冷徹御曹司と甘い夜を重ねたら、淫らに染め上げられました

次の東京行の新幹線は十分後。ギリギリのところでなんとか熱海駅にたどり着いた。

「ありがとうございます。じゃあ、行ってきますね」

安西部長が改札口に一番近い場所で車を止めてくれたおかげで無駄に走らずに済みそうだ。

「大倉、頼んだぞ。俺もすぐに追いかける」

「わかりました。でも、安全運転で帰ってきてくださいね。大丈夫です。私にはこれがありますから」

私が満面の笑みでプレゼントしてもらったブレスレットを見せ、ドアを開けようとしたときだった。

「あ……」

安西部長は私の肩を引き寄せると、一瞬なにが起こったのかわからないような唇に掠めるだけのキスをした。

「頑張ってこい。うまくいくおまじないだ」

その瞬間、本当は不安で仕方がなかった心がどっしりと安定感を取り戻すのを感じた。

できることならこのままここにいたい。けれど、時間は刻々と迫っている。

「はい!」

安西部長から二回目のキスをされて、呆然とする間も余韻に浸る間もなく、私は車から降りた。

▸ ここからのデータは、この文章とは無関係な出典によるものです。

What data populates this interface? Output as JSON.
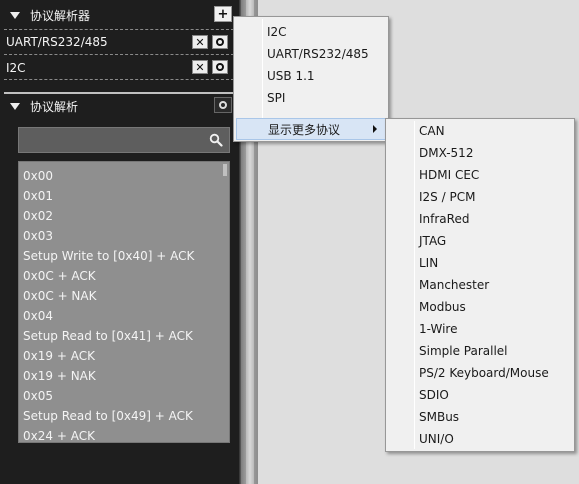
{
  "panel": {
    "analyzers_section": {
      "title": "协议解析器",
      "add_label": "+"
    },
    "analyzers": [
      {
        "name": "UART/RS232/485",
        "close_label": "✕"
      },
      {
        "name": "I2C",
        "close_label": "✕"
      }
    ],
    "decode_section": {
      "title": "协议解析"
    },
    "search": {
      "placeholder": "",
      "value": ""
    },
    "results": [
      "0x00",
      "0x01",
      "0x02",
      "0x03",
      "Setup Write to [0x40] + ACK",
      "0x0C + ACK",
      "0x0C + NAK",
      "0x04",
      "Setup Read to [0x41] + ACK",
      "0x19 + ACK",
      "0x19 + NAK",
      "0x05",
      "Setup Read to [0x49] + ACK",
      "0x24 + ACK"
    ]
  },
  "add_menu": {
    "items": [
      "I2C",
      "UART/RS232/485",
      "USB 1.1",
      "SPI"
    ],
    "more_label": "显示更多协议"
  },
  "more_menu": {
    "items": [
      "CAN",
      "DMX-512",
      "HDMI CEC",
      "I2S / PCM",
      "InfraRed",
      "JTAG",
      "LIN",
      "Manchester",
      "Modbus",
      "1-Wire",
      "Simple Parallel",
      "PS/2 Keyboard/Mouse",
      "SDIO",
      "SMBus",
      "UNI/O"
    ]
  },
  "colors": {
    "panel_bg": "#1e1e1e",
    "results_bg": "#8f8f8f",
    "menu_bg": "#f0f0f0",
    "menu_highlight": "#d8e5f5"
  }
}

本当は車が見えなくなるまで見送りたかった。またすぐに会えるのはわかっているのに、まさかのハプニングで安西部長とここで別れることになるとは……無性に名残惜しさを隠せなかった。

急がなきゃ! 新幹線まで逃したら今度こそ会議に遅刻しちゃう!

そして、時間に押されるように私は改札へ向かって走り出した。